Comments (9)
Thanks for sharing. Good to know! :)
People have tried it on different datasets, including Korean, classical music, and ambient. @richardassar even got interesting results from training on a couple of hours of Tangerine Dream works. See: https://soundcloud.com/psylent-v/tracks
from samplernn_iclr2017.
Do you know if the generated sound (of t-dream) is purely by the network vs mixed with some supporting passages (such as drums) by a human?
from samplernn_iclr2017.
from samplernn_iclr2017.
@LinkOne1A These guitar samples are really nice
from samplernn_iclr2017.
Credit to the N/network and folks with the sampelRNN paper!
I'm surprised that trainng on multi instrument data worked so well, I'm puzzled why that is. My intuition was that multiple instruments playing at the same time limit the space of valid ("pleasing" maybe is a better word) combinations (output), not sure how I would go about proving (or disprovinf this).
What has been your experience in this area?
from samplernn_iclr2017.
For Tangerine Dream the validation loss (in bits) was near to 3.2 after
300k iterations vs below 1.0 for solo piano. Note, I used the
three_tier.py
model in both cases.
It seems weight normalisation, both in the linear layers and the
transformations inside the GRUs, helps with generalisation. I'm conducting
some experiments to verify this for myself.
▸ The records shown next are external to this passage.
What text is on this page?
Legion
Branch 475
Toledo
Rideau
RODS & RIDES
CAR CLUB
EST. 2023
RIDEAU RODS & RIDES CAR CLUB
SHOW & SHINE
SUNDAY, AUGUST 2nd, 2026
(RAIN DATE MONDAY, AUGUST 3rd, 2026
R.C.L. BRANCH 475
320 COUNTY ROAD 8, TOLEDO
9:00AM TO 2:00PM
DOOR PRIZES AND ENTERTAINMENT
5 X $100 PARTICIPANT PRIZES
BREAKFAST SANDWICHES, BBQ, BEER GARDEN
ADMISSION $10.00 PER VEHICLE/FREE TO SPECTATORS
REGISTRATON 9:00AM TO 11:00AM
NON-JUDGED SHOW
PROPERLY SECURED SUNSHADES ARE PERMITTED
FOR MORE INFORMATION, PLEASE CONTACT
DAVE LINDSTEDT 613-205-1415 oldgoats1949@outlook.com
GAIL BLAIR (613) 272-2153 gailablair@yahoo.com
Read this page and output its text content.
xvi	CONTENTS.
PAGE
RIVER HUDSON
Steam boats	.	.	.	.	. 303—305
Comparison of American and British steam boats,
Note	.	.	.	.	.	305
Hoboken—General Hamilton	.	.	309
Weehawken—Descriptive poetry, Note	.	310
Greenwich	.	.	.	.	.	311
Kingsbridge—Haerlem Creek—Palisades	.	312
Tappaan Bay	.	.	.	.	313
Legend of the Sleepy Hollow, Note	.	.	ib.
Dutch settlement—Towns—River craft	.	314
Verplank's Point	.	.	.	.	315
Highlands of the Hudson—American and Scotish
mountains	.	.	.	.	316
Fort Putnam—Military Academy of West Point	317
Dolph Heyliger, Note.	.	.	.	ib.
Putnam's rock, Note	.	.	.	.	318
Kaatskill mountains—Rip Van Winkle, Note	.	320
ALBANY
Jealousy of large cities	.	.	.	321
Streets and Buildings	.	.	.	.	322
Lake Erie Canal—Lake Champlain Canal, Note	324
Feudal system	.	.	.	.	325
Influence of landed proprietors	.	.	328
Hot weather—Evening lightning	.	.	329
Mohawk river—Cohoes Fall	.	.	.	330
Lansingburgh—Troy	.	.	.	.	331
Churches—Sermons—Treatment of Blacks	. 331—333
Some of SampleRNN's capacity to generalise might be due to the quantization
noise introduced in going to 8 bits. It may be interesting to try something
like https://arxiv.org/pdf/1701.06548.pdf to further improve generalisation
however I've yet to observe an increase in validation loss so we're
probably slightly underparameterised on these datasets.
Ignoring independent_preds the three_tier model has around 18 million
parameters which is evidently sufficient to capture the temporal dynamics
of the signal to an acceptable degree. If you think about it from an
information theoretic point of view, kolmogorov complexity / minimum
description length, there's a lot of redundancy in the signal that can be
"compressed" away by the network.
The model seems to capture various synthesiser sounds, crowd noise from
the live recordings, both synthetic and real drums including correct
percussive patterns however it could not maintain a consistent tempo - this
could be helped with some conditioning by an auxiliary time series.
If you used preprocess.py
in datasets/music/
then you may want to run
your experiments again. See:
#14
from samplernn_iclr2017.
Thanks for the detailes! Interestring and surprising that loss validation of 3.2 produces the t/dream segment.
What was the length of the original (total) audio?
How long did it take to get to 300K steps, and what kinda GPU do you have?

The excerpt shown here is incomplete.